Data Protection Officer
Every organisation with more than 250 employees must nominate a dedicated data protection officer (PDO).
Single Set of Rules
Each member state will establish a Supervisory Authority, which will be responsible for their country but will work with other SA's.
The GDPR will require the data protection officer to notify the SA "without undue delay" and within 72 hours of any breach of data security.
Privacy by Design
Privacy must be built in to all new projects and initiatives including the requirement for privacy impact assessments (PIAs) to be conducted where specific risk occur to the rights of individuals.
A four-tier fine system will be put in place for breaches with the highest tier resulting in fines of up to £15.8 million or four percent of global annual turnover (whichever is greater).
Valid and explicit consent must be given for all data collected and the purpose for its use must be fully expplained. Opt-in options must be present for all data collection and consent must be retractable at any time.
Right to Erausre
Also called the 'right to be forgotten', this control gives the data subject the right to require a business to premanently delete all information held about them on any one of number of grounds.
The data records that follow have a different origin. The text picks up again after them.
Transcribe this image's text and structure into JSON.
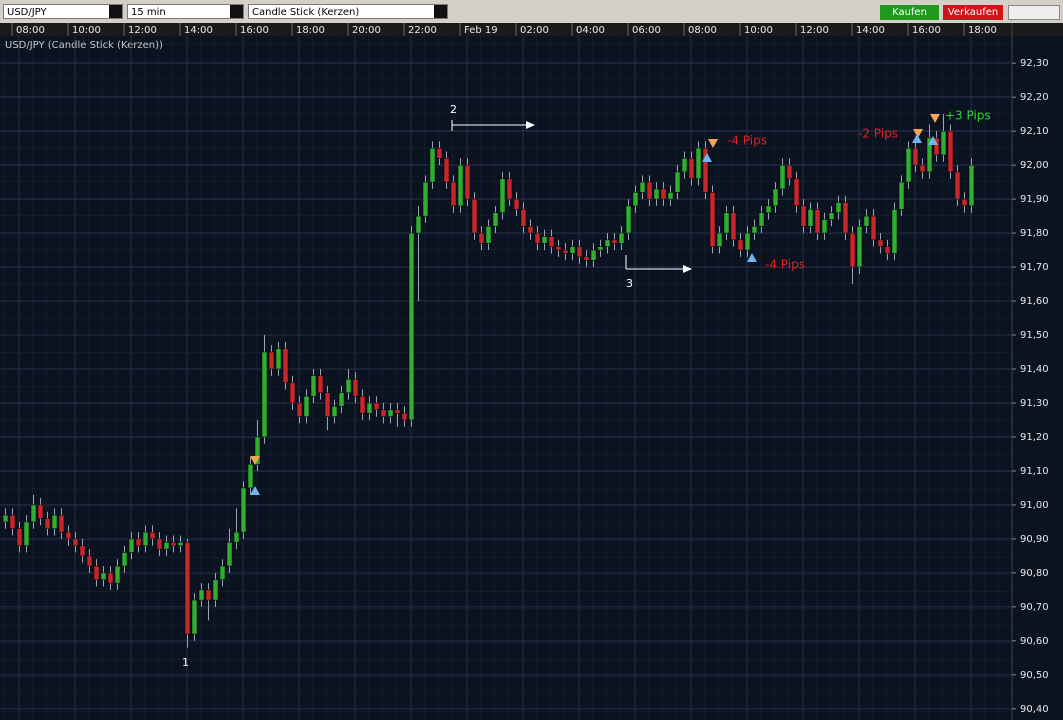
{
  "toolbar": {
    "symbol": "USD/JPY",
    "interval": "15 min",
    "chart_style": "Candle Stick (Kerzen)",
    "buy": "Kaufen",
    "sell": "Verkaufen"
  },
  "chart_data": {
    "type": "candlestick",
    "title": "USD/JPY (Candle Stick (Kerzen))",
    "colors": {
      "up": "#2fae2f",
      "down": "#c8262a",
      "wick": "#9aa3b0"
    },
    "ylim": [
      90.37,
      92.38
    ],
    "yticks": [
      {
        "value": 92.3,
        "label": "92,30"
      },
      {
        "value": 92.2,
        "label": "92,20"
      },
      {
        "value": 92.1,
        "label": "92,10"
      },
      {
        "value": 92.0,
        "label": "92,00"
      },
      {
        "value": 91.9,
        "label": "91,90"
      },
      {
        "value": 91.8,
        "label": "91,80"
      },
      {
        "value": 91.7,
        "label": "91,70"
      },
      {
        "value": 91.6,
        "label": "91,60"
      },
      {
        "value": 91.5,
        "label": "91,50"
      },
      {
        "value": 91.4,
        "label": "91,40"
      },
      {
        "value": 91.3,
        "label": "91,30"
      },
      {
        "value": 91.2,
        "label": "91,20"
      },
      {
        "value": 91.1,
        "label": "91,10"
      },
      {
        "value": 91.0,
        "label": "91,00"
      },
      {
        "value": 90.9,
        "label": "90,90"
      },
      {
        "value": 90.8,
        "label": "90,80"
      },
      {
        "value": 90.7,
        "label": "90,70"
      },
      {
        "value": 90.6,
        "label": "90,60"
      },
      {
        "value": 90.5,
        "label": "90,50"
      },
      {
        "value": 90.4,
        "label": "90,40"
      }
    ],
    "xticks": [
      {
        "value": 2,
        "label": "08:00"
      },
      {
        "value": 10,
        "label": "10:00"
      },
      {
        "value": 18,
        "label": "12:00"
      },
      {
        "value": 26,
        "label": "14:00"
      },
      {
        "value": 34,
        "label": "16:00"
      },
      {
        "value": 42,
        "label": "18:00"
      },
      {
        "value": 50,
        "label": "20:00"
      },
      {
        "value": 58,
        "label": "22:00"
      },
      {
        "value": 66,
        "label": "Feb 19"
      },
      {
        "value": 74,
        "label": "02:00"
      },
      {
        "value": 82,
        "label": "04:00"
      },
      {
        "value": 90,
        "label": "06:00"
      },
      {
        "value": 98,
        "label": "08:00"
      },
      {
        "value": 106,
        "label": "10:00"
      },
      {
        "value": 114,
        "label": "12:00"
      },
      {
        "value": 122,
        "label": "14:00"
      },
      {
        "value": 130,
        "label": "16:00"
      },
      {
        "value": 138,
        "label": "18:00"
      }
    ],
    "ohlc": [
      [
        90.95,
        90.99,
        90.93,
        90.97
      ],
      [
        90.97,
        90.99,
        90.91,
        90.93
      ],
      [
        90.93,
        90.95,
        90.86,
        90.88
      ],
      [
        90.88,
        90.97,
        90.86,
        90.95
      ],
      [
        90.95,
        91.03,
        90.93,
        91.0
      ],
      [
        91.0,
        91.02,
        90.94,
        90.96
      ],
      [
        90.96,
        90.98,
        90.91,
        90.93
      ],
      [
        90.93,
        90.99,
        90.91,
        90.97
      ],
      [
        90.97,
        90.99,
        90.9,
        90.92
      ],
      [
        90.92,
        90.94,
        90.88,
        90.9
      ],
      [
        90.9,
        90.92,
        90.86,
        90.88
      ],
      [
        90.88,
        90.9,
        90.83,
        90.85
      ],
      [
        90.85,
        90.87,
        90.8,
        90.82
      ],
      [
        90.82,
        90.84,
        90.76,
        90.78
      ],
      [
        90.78,
        90.82,
        90.76,
        90.8
      ],
      [
        90.8,
        90.82,
        90.75,
        90.77
      ],
      [
        90.77,
        90.84,
        90.75,
        90.82
      ],
      [
        90.82,
        90.88,
        90.8,
        90.86
      ],
      [
        90.86,
        90.92,
        90.84,
        90.9
      ],
      [
        90.9,
        90.92,
        90.86,
        90.88
      ],
      [
        90.88,
        90.94,
        90.86,
        90.92
      ],
      [
        90.92,
        90.94,
        90.88,
        90.9
      ],
      [
        90.9,
        90.92,
        90.85,
        90.87
      ],
      [
        90.87,
        90.91,
        90.85,
        90.89
      ],
      [
        90.89,
        90.91,
        90.86,
        90.88
      ],
      [
        90.88,
        90.91,
        90.86,
        90.89
      ],
      [
        90.89,
        90.9,
        90.58,
        90.62
      ],
      [
        90.62,
        90.74,
        90.6,
        90.72
      ],
      [
        90.72,
        90.77,
        90.7,
        90.75
      ],
      [
        90.75,
        90.77,
        90.66,
        90.72
      ],
      [
        90.72,
        90.8,
        90.7,
        90.78
      ],
      [
        90.78,
        90.84,
        90.76,
        90.82
      ],
      [
        90.82,
        90.93,
        90.8,
        90.89
      ],
      [
        90.89,
        90.99,
        90.87,
        90.92
      ],
      [
        90.92,
        91.07,
        90.9,
        91.05
      ],
      [
        91.05,
        91.14,
        91.03,
        91.12
      ],
      [
        91.12,
        91.25,
        91.1,
        91.2
      ],
      [
        91.2,
        91.5,
        91.18,
        91.45
      ],
      [
        91.45,
        91.47,
        91.38,
        91.4
      ],
      [
        91.4,
        91.48,
        91.38,
        91.46
      ],
      [
        91.46,
        91.48,
        91.34,
        91.36
      ],
      [
        91.36,
        91.38,
        91.28,
        91.3
      ],
      [
        91.3,
        91.32,
        91.24,
        91.26
      ],
      [
        91.26,
        91.34,
        91.24,
        91.32
      ],
      [
        91.32,
        91.4,
        91.3,
        91.38
      ],
      [
        91.38,
        91.4,
        91.31,
        91.33
      ],
      [
        91.33,
        91.35,
        91.22,
        91.26
      ],
      [
        91.26,
        91.31,
        91.24,
        91.29
      ],
      [
        91.29,
        91.35,
        91.27,
        91.33
      ],
      [
        91.33,
        91.4,
        91.31,
        91.37
      ],
      [
        91.37,
        91.39,
        91.3,
        91.32
      ],
      [
        91.32,
        91.34,
        91.25,
        91.27
      ],
      [
        91.27,
        91.32,
        91.25,
        91.3
      ],
      [
        91.3,
        91.32,
        91.26,
        91.28
      ],
      [
        91.28,
        91.3,
        91.24,
        91.26
      ],
      [
        91.26,
        91.3,
        91.24,
        91.28
      ],
      [
        91.28,
        91.3,
        91.23,
        91.27
      ],
      [
        91.27,
        91.29,
        91.23,
        91.25
      ],
      [
        91.25,
        91.82,
        91.23,
        91.8
      ],
      [
        91.8,
        91.88,
        91.6,
        91.85
      ],
      [
        91.85,
        91.97,
        91.83,
        91.95
      ],
      [
        91.95,
        92.07,
        91.93,
        92.05
      ],
      [
        92.05,
        92.07,
        92.0,
        92.02
      ],
      [
        92.02,
        92.04,
        91.93,
        91.95
      ],
      [
        91.95,
        91.97,
        91.86,
        91.88
      ],
      [
        91.88,
        92.02,
        91.86,
        92.0
      ],
      [
        92.0,
        92.02,
        91.88,
        91.9
      ],
      [
        91.9,
        91.92,
        91.78,
        91.8
      ],
      [
        91.8,
        91.82,
        91.75,
        91.77
      ],
      [
        91.77,
        91.84,
        91.75,
        91.82
      ],
      [
        91.82,
        91.88,
        91.8,
        91.86
      ],
      [
        91.86,
        91.98,
        91.84,
        91.96
      ],
      [
        91.96,
        91.98,
        91.88,
        91.9
      ],
      [
        91.9,
        91.92,
        91.85,
        91.87
      ],
      [
        91.87,
        91.89,
        91.8,
        91.82
      ],
      [
        91.82,
        91.84,
        91.78,
        91.8
      ],
      [
        91.8,
        91.82,
        91.75,
        91.77
      ],
      [
        91.77,
        91.81,
        91.75,
        91.79
      ],
      [
        91.79,
        91.81,
        91.74,
        91.76
      ],
      [
        91.76,
        91.78,
        91.73,
        91.75
      ],
      [
        91.75,
        91.77,
        91.72,
        91.74
      ],
      [
        91.74,
        91.78,
        91.72,
        91.76
      ],
      [
        91.76,
        91.78,
        91.71,
        91.73
      ],
      [
        91.73,
        91.75,
        91.7,
        91.72
      ],
      [
        91.72,
        91.77,
        91.7,
        91.75
      ],
      [
        91.75,
        91.78,
        91.73,
        91.76
      ],
      [
        91.76,
        91.8,
        91.74,
        91.78
      ],
      [
        91.78,
        91.8,
        91.75,
        91.77
      ],
      [
        91.77,
        91.82,
        91.75,
        91.8
      ],
      [
        91.8,
        91.9,
        91.78,
        91.88
      ],
      [
        91.88,
        91.94,
        91.86,
        91.92
      ],
      [
        91.92,
        91.97,
        91.9,
        91.95
      ],
      [
        91.95,
        91.97,
        91.88,
        91.9
      ],
      [
        91.9,
        91.95,
        91.88,
        91.93
      ],
      [
        91.93,
        91.95,
        91.88,
        91.9
      ],
      [
        91.9,
        91.94,
        91.88,
        91.92
      ],
      [
        91.92,
        92.0,
        91.9,
        91.98
      ],
      [
        91.98,
        92.04,
        91.96,
        92.02
      ],
      [
        92.02,
        92.04,
        91.94,
        91.96
      ],
      [
        91.96,
        92.07,
        91.94,
        92.05
      ],
      [
        92.05,
        92.07,
        91.9,
        91.92
      ],
      [
        91.92,
        91.94,
        91.74,
        91.76
      ],
      [
        91.76,
        91.82,
        91.74,
        91.8
      ],
      [
        91.8,
        91.88,
        91.78,
        91.86
      ],
      [
        91.86,
        91.88,
        91.76,
        91.78
      ],
      [
        91.78,
        91.8,
        91.73,
        91.75
      ],
      [
        91.75,
        91.82,
        91.73,
        91.8
      ],
      [
        91.8,
        91.84,
        91.78,
        91.82
      ],
      [
        91.82,
        91.88,
        91.8,
        91.86
      ],
      [
        91.86,
        91.9,
        91.84,
        91.88
      ],
      [
        91.88,
        91.95,
        91.86,
        91.93
      ],
      [
        91.93,
        92.02,
        91.91,
        92.0
      ],
      [
        92.0,
        92.02,
        91.94,
        91.96
      ],
      [
        91.96,
        91.98,
        91.86,
        91.88
      ],
      [
        91.88,
        91.9,
        91.8,
        91.82
      ],
      [
        91.82,
        91.89,
        91.8,
        91.87
      ],
      [
        91.87,
        91.89,
        91.78,
        91.8
      ],
      [
        91.8,
        91.86,
        91.78,
        91.84
      ],
      [
        91.84,
        91.88,
        91.82,
        91.86
      ],
      [
        91.86,
        91.91,
        91.84,
        91.89
      ],
      [
        91.89,
        91.91,
        91.78,
        91.8
      ],
      [
        91.8,
        91.82,
        91.65,
        91.7
      ],
      [
        91.7,
        91.84,
        91.68,
        91.82
      ],
      [
        91.82,
        91.87,
        91.8,
        91.85
      ],
      [
        91.85,
        91.87,
        91.76,
        91.78
      ],
      [
        91.78,
        91.8,
        91.74,
        91.76
      ],
      [
        91.76,
        91.78,
        91.72,
        91.74
      ],
      [
        91.74,
        91.89,
        91.72,
        91.87
      ],
      [
        91.87,
        91.97,
        91.85,
        91.95
      ],
      [
        91.95,
        92.07,
        91.93,
        92.05
      ],
      [
        92.05,
        92.07,
        91.98,
        92.0
      ],
      [
        92.0,
        92.02,
        91.96,
        91.98
      ],
      [
        91.98,
        92.12,
        91.96,
        92.08
      ],
      [
        92.08,
        92.1,
        92.01,
        92.03
      ],
      [
        92.03,
        92.15,
        92.01,
        92.1
      ],
      [
        92.1,
        92.12,
        91.96,
        91.98
      ],
      [
        91.98,
        92.0,
        91.88,
        91.9
      ],
      [
        91.9,
        91.92,
        91.86,
        91.88
      ],
      [
        91.88,
        92.02,
        91.86,
        92.0
      ]
    ],
    "annotations": [
      {
        "text": "1",
        "color": "#ffffff"
      },
      {
        "text": "2",
        "color": "#ffffff"
      },
      {
        "text": "3",
        "color": "#ffffff"
      },
      {
        "text": "-4 Pips",
        "color": "#e0201e"
      },
      {
        "text": "-4 Pips",
        "color": "#e0201e"
      },
      {
        "text": "-2 Pips",
        "color": "#e0201e"
      },
      {
        "text": "+3 Pips",
        "color": "#35d035"
      }
    ]
  }
}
Responsibility and Accountability
The current annual notice requirements remain and are expected. They must also include the retention time for personal data and contact information for the data controller and data protection officer.
A data subject shall be able to transfer their personal data from one electronic processing system to and into another, without being prevented from doing so by the data controller.
Top 5 Steps to Being GDPR
Gain top level management buy-in as change must be driven from the top.
Conduct a current state assessment to understand your existing level of compliance.
Develop a security incident process and templates for notification of any breaches.
Create or update policies and processes for the protection of personal information
Provide training for all employees so that they understand their responsibilities for protecting personal data and how to report a breach.